Keeping my eye on the perfect ones I wanted, I waited as a woman on the other side of the pile struggled with the plastic bag dispenser. I quickly realized that her difficultly in finding the perforated line gave Father some time to prepare His way in me.
He immediately struck me with His beauty displayed in her…. her straight, jet black hair that still graced her face amidst the exhaustion of her day that began by readying herself and her three daughters (all under the age of 6) in their Sunday best.
Now flooded by His heartbeat, I reached out and pulled the bag. In handing it to her, I recognized the deep pain and loneliness by her response that was so hungry to have a conversation.
So glad to see an uplifted spirit and a smile on her face, we then parted ways. But as I gathered my attention to the avocados, Father corrected me…”You didn’t tell her specifically what I impressed you with…”
Not realizing at the time, that it was more important than just having a great connection, I collected what I needed while praying that Father would allow me to pass by her one more time.

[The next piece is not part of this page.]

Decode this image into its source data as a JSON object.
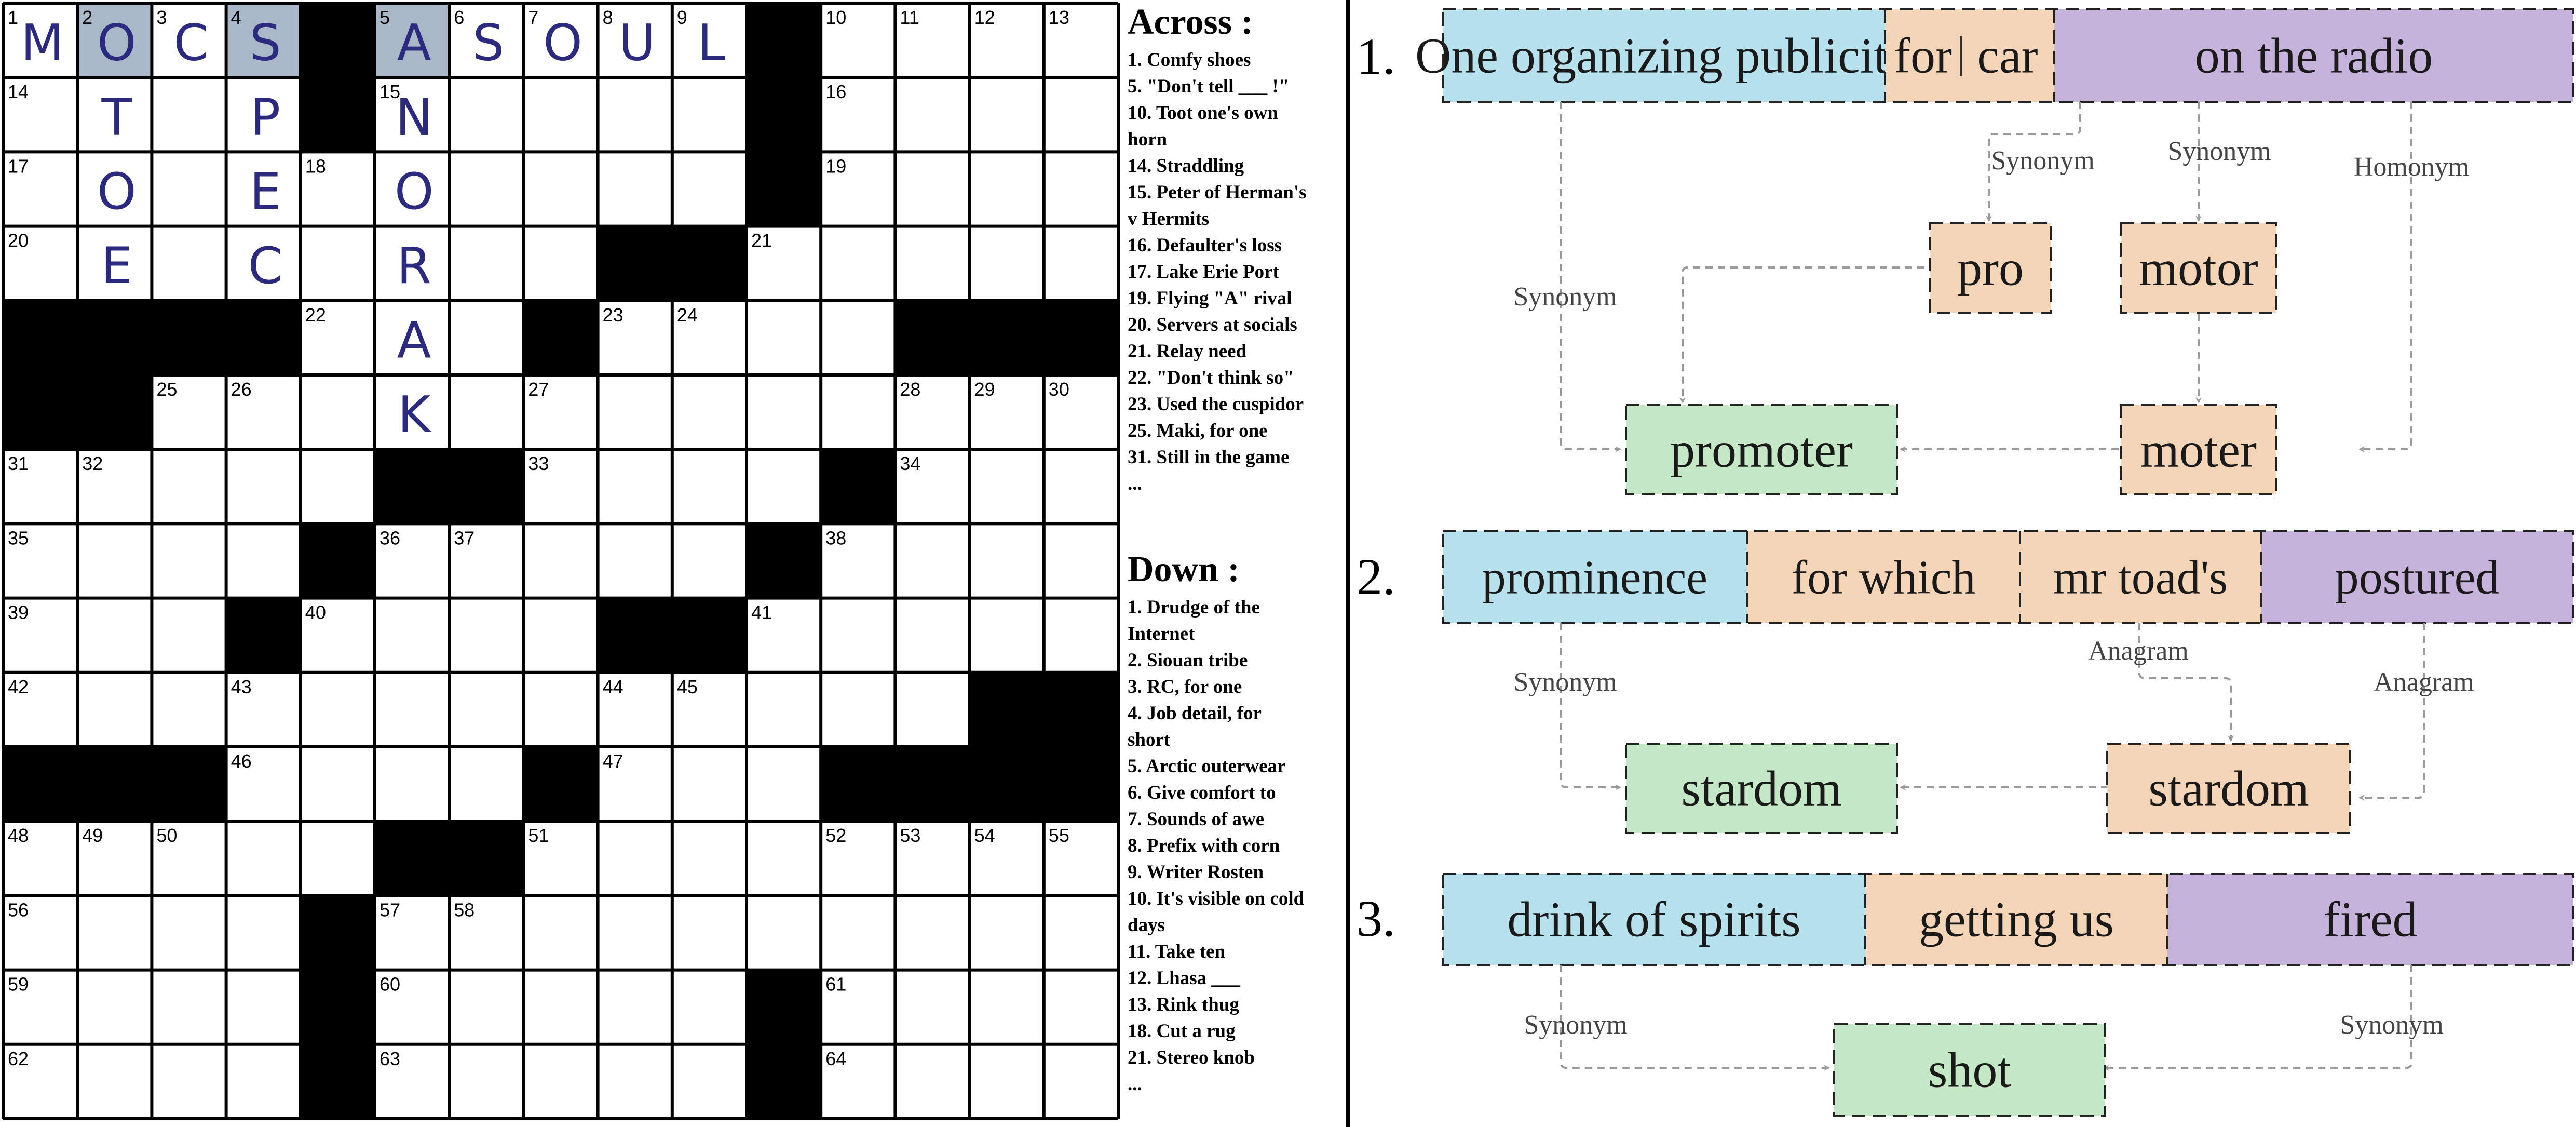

Sure enough, as I rounded the corner at the milk, she stood expressionless in front of the meat department. Maybe pondering which cut was best, maybe struggling to have a clear thought between the random questions from her sweet girls, or maybe, she was so vacant inside she was searching to just have any thought at all….
Coming from behind, I broke in on her vacancy with my hand on her back. “Ma’am, I want to tell you the first thing that came to me when I saw you.”
With just my beginning words, “I was so struck by how beautiful God made you…” tears began to run down her face as she drank in all that Father gave me to share.
Confirming to me that it was important to speak exactly what God wanted, she responded, “I needed to hear those specific words…. I am in the middle of a divorce….”
Oh Father, thank you for the grace to even follow you – The Good Shepherd, thank you for wrecking my heart with your love poured out, thank you that we ran out of toilet paper….
Not that I am doing it well, but I am so convicted by the truth that our lives in Christ are to be lived out through the all-powerful, chain dropping, captive freeing LOVE of God that was poured out for us, and that it is to be the sole purpose of our existence.
For this reason, I must ask the questions that I pose to myself everyday:
Who do I want to be today, no matter what anyone else is doing around me?
Do people around me, SEE the love of Jesus?
Has my “doing” for Him, replaced my “abiding” in His love of me?
Is God’s love of me the power source of all that I do?
Father God, I just want to set my sights on you today…. and let the power of your love, the same love that was poured out through your Son on the cross and the power that raised Him from the dead that now lives in me…. let it invade me and become all that I am, all that I seek, all that comes out of me…. and in that alone, I will fulfill ALL that you have set me forth to do.